Who should have a right to participate in the making of political decisions? Political theorists have thus far approached this important moral question in two ways. Theorists of territorial rights argue that the right to make laws on particular territories belongs to groups, such that a person’s enfranchisement derives from her group membership. In contrast, democratic theorists argue that states should enfranchise anyone affected or subjected by their laws, regardless of group membership; if not, their lawmaking is undemocratic. This creates an intriguing dilemma. As they stand, the prominent theories preclude a straightforward dual commitment to democratic decision-making and collective territorial rights: we must either give non-members a say over a group’s lawmaking on ‘its’ territory, or withhold various individuals’ right to a democratic say.
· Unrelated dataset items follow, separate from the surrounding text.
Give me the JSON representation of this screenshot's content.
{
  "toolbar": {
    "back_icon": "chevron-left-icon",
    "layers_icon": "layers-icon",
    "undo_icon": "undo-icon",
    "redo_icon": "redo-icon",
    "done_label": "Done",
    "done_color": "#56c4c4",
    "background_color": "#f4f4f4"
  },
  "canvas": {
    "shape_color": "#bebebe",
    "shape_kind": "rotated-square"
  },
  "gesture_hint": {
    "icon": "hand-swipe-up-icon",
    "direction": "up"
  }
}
DEPART solves this impasse. It will conduct the first systematic exploration of how theories of territorial rights and democratic participation may be plausibly combined, and thus develop a unified theory of rights of democratic participation (through voting) in territorial states. The project will use the method of reflective equilibrium – a common methodology within the Anglo-American (or ‘analytical’) tradition of normative political theory/political philosophy.
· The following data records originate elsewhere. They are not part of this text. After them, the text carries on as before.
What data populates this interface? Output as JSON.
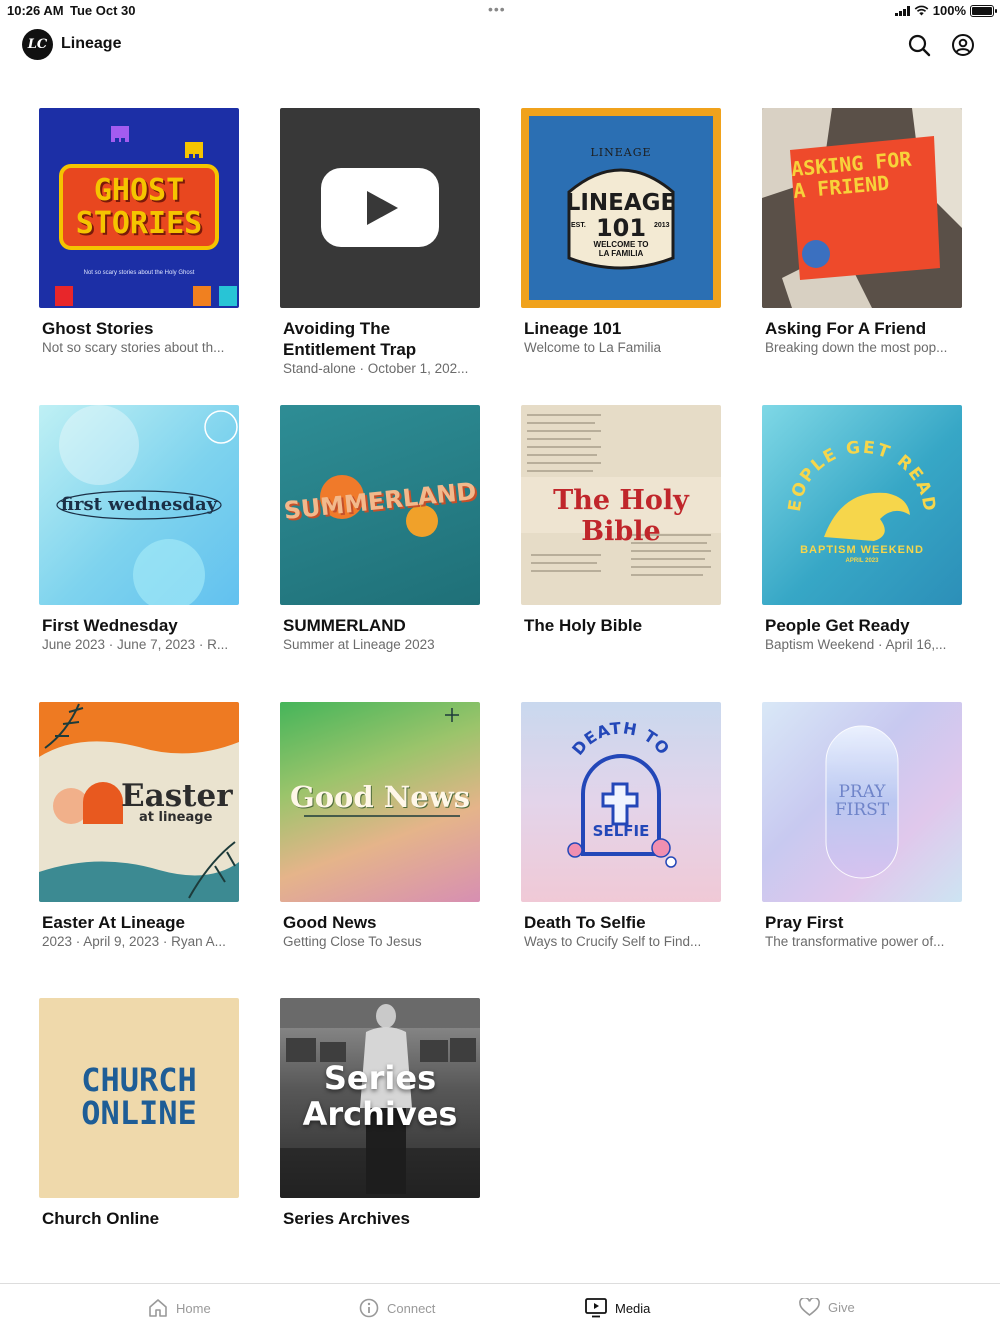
{
  "status_bar": {
    "time": "10:26 AM",
    "date": "Tue Oct 30",
    "battery": "100%"
  },
  "header": {
    "logo_text": "LC",
    "app_title": "Lineage",
    "icons": [
      "search-icon",
      "account-icon"
    ]
  },
  "thumbnails": {
    "ghost_stories": {
      "line1": "GHOST",
      "line2": "STORIES",
      "tagline": "Not so scary stories about the Holy Ghost"
    },
    "lineage_101": {
      "top": "LINEAGE",
      "main": "LINEAGE",
      "number": "101",
      "est": "EST.",
      "year": "2013",
      "welcome": "WELCOME TO LA FAMILIA"
    },
    "asking_friend": {
      "line1": "ASKING FOR",
      "line2": "A FRIEND"
    },
    "first_wednesday": {
      "text": "first wednesday"
    },
    "summerland": {
      "text": "SUMMERLAND"
    },
    "holy_bible": {
      "text": "The Holy Bible"
    },
    "people_ready": {
      "arc": "PEOPLE GET READY",
      "line1": "BAPTISM WEEKEND",
      "line2": "APRIL 2023"
    },
    "easter": {
      "line1": "Easter",
      "line2": "at lineage"
    },
    "good_news": {
      "text": "Good News"
    },
    "death_selfie": {
      "arc": "DEATH TO",
      "label": "SELFIE"
    },
    "pray_first": {
      "line1": "PRAY",
      "line2": "FIRST"
    },
    "church_online": {
      "line1": "CHURCH",
      "line2": "ONLINE"
    },
    "series_archives": {
      "line1": "Series",
      "line2": "Archives"
    }
  },
  "cards": [
    {
      "title": "Ghost Stories",
      "subtitle": "Not so scary stories about th..."
    },
    {
      "title": "Avoiding The Entitlement Trap",
      "subtitle": "Stand-alone · October 1, 202..."
    },
    {
      "title": "Lineage 101",
      "subtitle": "Welcome to La Familia"
    },
    {
      "title": "Asking For A Friend",
      "subtitle": "Breaking down the most pop..."
    },
    {
      "title": "First Wednesday",
      "subtitle": "June 2023 · June 7, 2023 · R..."
    },
    {
      "title": "SUMMERLAND",
      "subtitle": "Summer at Lineage 2023"
    },
    {
      "title": "The Holy Bible",
      "subtitle": ""
    },
    {
      "title": "People Get Ready",
      "subtitle": "Baptism Weekend · April 16,..."
    },
    {
      "title": "Easter At Lineage",
      "subtitle": "2023 · April 9, 2023 · Ryan A..."
    },
    {
      "title": "Good News",
      "subtitle": "Getting Close To Jesus"
    },
    {
      "title": "Death To Selfie",
      "subtitle": "Ways to Crucify Self to Find..."
    },
    {
      "title": "Pray First",
      "subtitle": "The transformative power of..."
    },
    {
      "title": "Church Online",
      "subtitle": ""
    },
    {
      "title": "Series Archives",
      "subtitle": ""
    }
  ],
  "tab_bar": {
    "tabs": [
      {
        "label": "Home",
        "icon": "home-icon",
        "active": false
      },
      {
        "label": "Connect",
        "icon": "info-icon",
        "active": false
      },
      {
        "label": "Media",
        "icon": "media-icon",
        "active": true
      },
      {
        "label": "Give",
        "icon": "heart-icon",
        "active": false
      }
    ]
  }
}
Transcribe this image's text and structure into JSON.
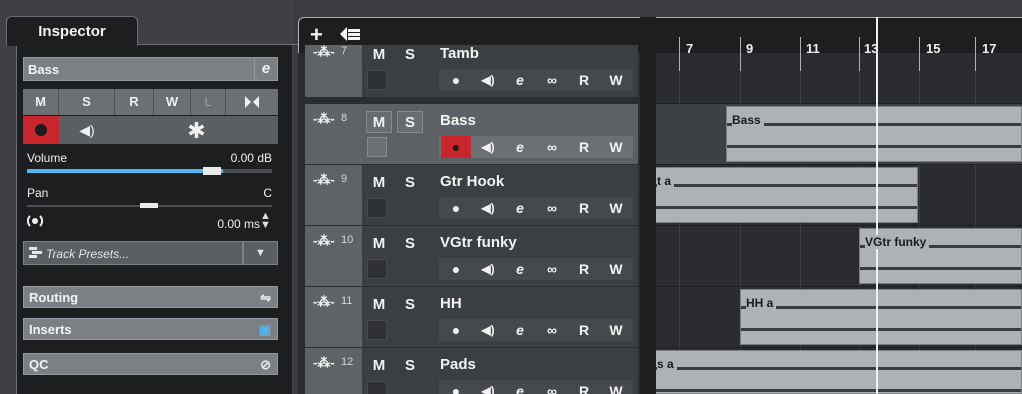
{
  "inspector": {
    "tab_label": "Inspector",
    "track_name": "Bass",
    "buttons_row1": [
      "M",
      "S",
      "R",
      "W",
      "L"
    ],
    "volume_label": "Volume",
    "volume_value": "0.00 dB",
    "volume_level": 0.8,
    "pan_label": "Pan",
    "pan_value": "C",
    "delay_value": "0.00 ms",
    "track_presets_placeholder": "Track Presets...",
    "sections": [
      "Routing",
      "Inserts",
      "QC"
    ]
  },
  "tracklist": {
    "tracks": [
      {
        "num": "7",
        "name": "Tamb",
        "m": "M",
        "s": "S",
        "r": "R",
        "w": "W"
      },
      {
        "num": "8",
        "name": "Bass",
        "m": "M",
        "s": "S",
        "r": "R",
        "w": "W"
      },
      {
        "num": "9",
        "name": "Gtr Hook",
        "m": "M",
        "s": "S",
        "r": "R",
        "w": "W"
      },
      {
        "num": "10",
        "name": "VGtr funky",
        "m": "M",
        "s": "S",
        "r": "R",
        "w": "W"
      },
      {
        "num": "11",
        "name": "HH",
        "m": "M",
        "s": "S",
        "r": "R",
        "w": "W"
      },
      {
        "num": "12",
        "name": "Pads",
        "m": "M",
        "s": "S",
        "r": "R",
        "w": "W"
      }
    ]
  },
  "ruler": {
    "bars": [
      "7",
      "9",
      "11",
      "13",
      "15",
      "17"
    ]
  },
  "events": [
    {
      "name": "Bass"
    },
    {
      "name": "t a"
    },
    {
      "name": "VGtr funky"
    },
    {
      "name": "HH a"
    },
    {
      "name": "s a"
    }
  ],
  "colors": {
    "accent": "#4fb6f0",
    "record": "#c8252c",
    "selected_track": "#5d6064"
  }
}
DEPART will achieve several valuable goals. First, by showing how insights from apparently disparate approaches may pull in the same direction, its unified theory gives a promising framework for fruitful future research on territorial rights and democratic participation. Second, it gives policy-guidance on several issues on the EU agenda, including whether EU citizens living in another member state should have a say in that state’s national elections – an issue recently raised by the Commission. Third, when communicating its action and results, it reinforces public awareness of the value of democratic participation (especially among youths).